To find the solution, take the following steps.
Step 1:
Let u = cos x.
Then factor the left side of the equation.
[tex]\begin{gathered} u^2-4u+3=0 \\ \\ (u-3)(u-1)=0 \end{gathered}[/tex]
Step 2:
Now, replace u with cosx:
[tex](\cos x-3)(\cos x-1)=0[/tex]
Step 3.
Equate the individual factors to zero and solve for x:
[tex]\begin{gathered} \cos x-3=0 \\ \cos x=3 \\ \\ \text{The range of cosine is }-1\le y\le1.\text{ Hence }3\text{ does not fall in the range.} \end{gathered}[/tex][tex]\begin{gathered} \cos x-1=0 \\ \cos x=1 \\ \text{Take the cos inverse of both sides:} \\ x=\cos ^{-1}(1) \\ x=0 \end{gathered}[/tex]
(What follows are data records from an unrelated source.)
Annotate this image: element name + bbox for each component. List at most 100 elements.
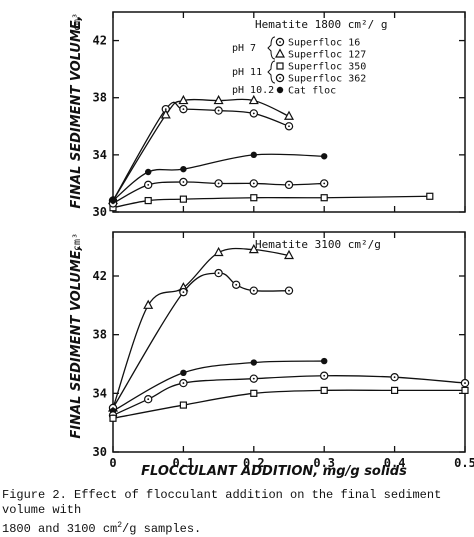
point-0-1-3 (213, 94, 224, 105)
caption-line-2: 1800 and 3100 cm2/g samples. (2, 518, 472, 537)
point-1-1-1-dot (182, 291, 185, 294)
legend-label-4: Cat floc (288, 86, 336, 97)
panel-title-1: Hematite 3100 cm²/g (255, 238, 381, 251)
point-1-0-3 (213, 246, 224, 257)
series-line-0-4 (112, 153, 325, 202)
point-1-4-5 (461, 386, 469, 394)
point-0-3-4 (249, 179, 258, 188)
lower-panel: 30 34 38 42 0 0.1 0.2 0.3 0.4 0.5 FINAL SEDIMENT V… (69, 231, 474, 470)
point-0-0-4 (249, 109, 258, 118)
legend-marker-0-dot (279, 41, 281, 43)
series-line-0-2 (112, 195, 430, 209)
series-line-1-2 (112, 360, 325, 412)
legend-marker-0 (275, 37, 285, 47)
point-1-2-2 (250, 359, 257, 366)
point-1-1-4-dot (252, 289, 255, 292)
point-0-1-4 (248, 94, 259, 105)
point-1-3-1 (143, 395, 153, 404)
point-0-3-4-dot (252, 182, 255, 185)
point-1-1-1 (179, 287, 188, 297)
point-0-2-5 (426, 192, 434, 200)
point-1-1-3 (231, 280, 241, 289)
point-1-3-4-dot (323, 374, 326, 377)
point-1-3-3-dot (252, 377, 255, 380)
y-axis-title-0: FINAL SEDIMENT VOLUME, (69, 15, 84, 208)
x-tick-label-2: 0.2 (243, 456, 265, 470)
legend-marker-4 (276, 86, 284, 94)
point-0-3-2-dot (182, 181, 185, 183)
x-tick-label-0: 0 (109, 456, 116, 470)
point-0-3-6-dot (323, 182, 326, 185)
upper-panel: 30 34 38 42 FINAL SEDIMENT VOLUME,cm³ Hematit… (69, 11, 466, 219)
y-tick-label-1-3: 42 (93, 269, 107, 283)
point-1-3-6 (460, 378, 470, 388)
point-1-3-5 (390, 373, 399, 382)
point-0-0-2 (179, 104, 188, 114)
y-tick-label-0-1: 34 (93, 148, 107, 162)
legend-marker-3 (275, 73, 285, 83)
point-1-1-4 (249, 286, 258, 295)
x-tick-label-4: 0.4 (384, 456, 406, 470)
plot-frame-1 (112, 231, 466, 453)
figure-caption: Figure 2. Effect of flocculant addition … (2, 488, 472, 537)
point-0-0-5-dot (288, 125, 290, 128)
point-1-1-2 (214, 268, 223, 278)
point-1-2-1 (180, 369, 187, 376)
point-1-3-5-dot (393, 376, 396, 379)
point-1-3-2 (179, 378, 188, 388)
point-0-3-5 (284, 180, 294, 190)
series-line-0-1 (112, 98, 290, 201)
point-1-1-2-dot (217, 272, 220, 274)
point-0-0-2-dot (182, 108, 185, 111)
series-line-1-0 (112, 247, 290, 409)
point-1-4-2 (250, 389, 258, 397)
point-0-3-2 (179, 177, 188, 187)
point-0-0-3 (214, 106, 223, 115)
point-0-3-3-dot (217, 182, 220, 185)
y-tick-label-1-2: 38 (93, 328, 107, 342)
y-tick-label-1-1: 34 (93, 386, 107, 400)
point-0-0-4-dot (252, 112, 255, 115)
caption-line-2-b: /g samples. (122, 522, 202, 536)
point-0-3-1 (143, 180, 153, 190)
legend-group-label-0: pH 7 (232, 43, 256, 54)
series-line-0-0 (112, 101, 290, 201)
caption-line-2-a: 1800 and 3100 cm (2, 522, 118, 536)
legend-brace-0 (267, 36, 276, 60)
point-1-0-1 (143, 299, 154, 309)
x-tick-label-1: 0.1 (173, 456, 195, 470)
legend-label-2: Superfloc 350 (288, 62, 366, 73)
legend-label-1: Superfloc 127 (288, 50, 366, 61)
point-1-2-3 (321, 357, 328, 365)
point-0-1-5 (283, 110, 295, 120)
point-0-3-5-dot (288, 183, 290, 186)
point-0-2-3 (250, 194, 258, 202)
point-1-3-3 (249, 374, 258, 383)
caption-line-1: Figure 2. Effect of flocculant addition … (2, 488, 442, 517)
legend-marker-2 (276, 62, 284, 70)
point-0-4-4 (321, 153, 328, 160)
legend-label-3: Superfloc 362 (288, 74, 366, 85)
point-1-3-1-dot (147, 398, 150, 401)
point-1-0-4 (248, 243, 259, 254)
legend-brace-1 (267, 60, 276, 84)
point-0-2-1 (144, 196, 152, 205)
point-1-3-6-dot (464, 382, 466, 384)
point-0-0-1-dot (164, 108, 167, 111)
point-1-3-2-dot (182, 382, 185, 384)
point-1-3-4 (320, 371, 329, 380)
point-1-4-3 (320, 386, 328, 394)
series-line-1-1 (112, 272, 290, 409)
point-0-2-2 (179, 195, 187, 203)
y-tick-label-1-0: 30 (93, 445, 107, 459)
point-0-3-3 (214, 179, 223, 188)
panel-title-0: Hematite 1800 cm²/ g (255, 18, 387, 31)
point-1-4-0 (109, 414, 117, 422)
point-0-4-3 (250, 151, 257, 159)
point-1-1-3-dot (235, 283, 238, 286)
y-tick-label-0-2: 38 (93, 91, 107, 105)
series-line-1-4 (112, 389, 465, 419)
legend-marker-1 (274, 48, 286, 58)
point-0-4-2 (180, 165, 187, 173)
series-line-1-3 (112, 375, 466, 416)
This cosine function is positive in the first and fourth quadrants.
To find the second solution, subtract the reference angle from 2π to get the second solution in quadrant IV.
[tex]\begin{gathered} x=2\pi-0 \\ \\ x=2\pi \end{gathered}[/tex]
Therefore, the solution in the given interval is:
x = 0
ANSWER:
x = 0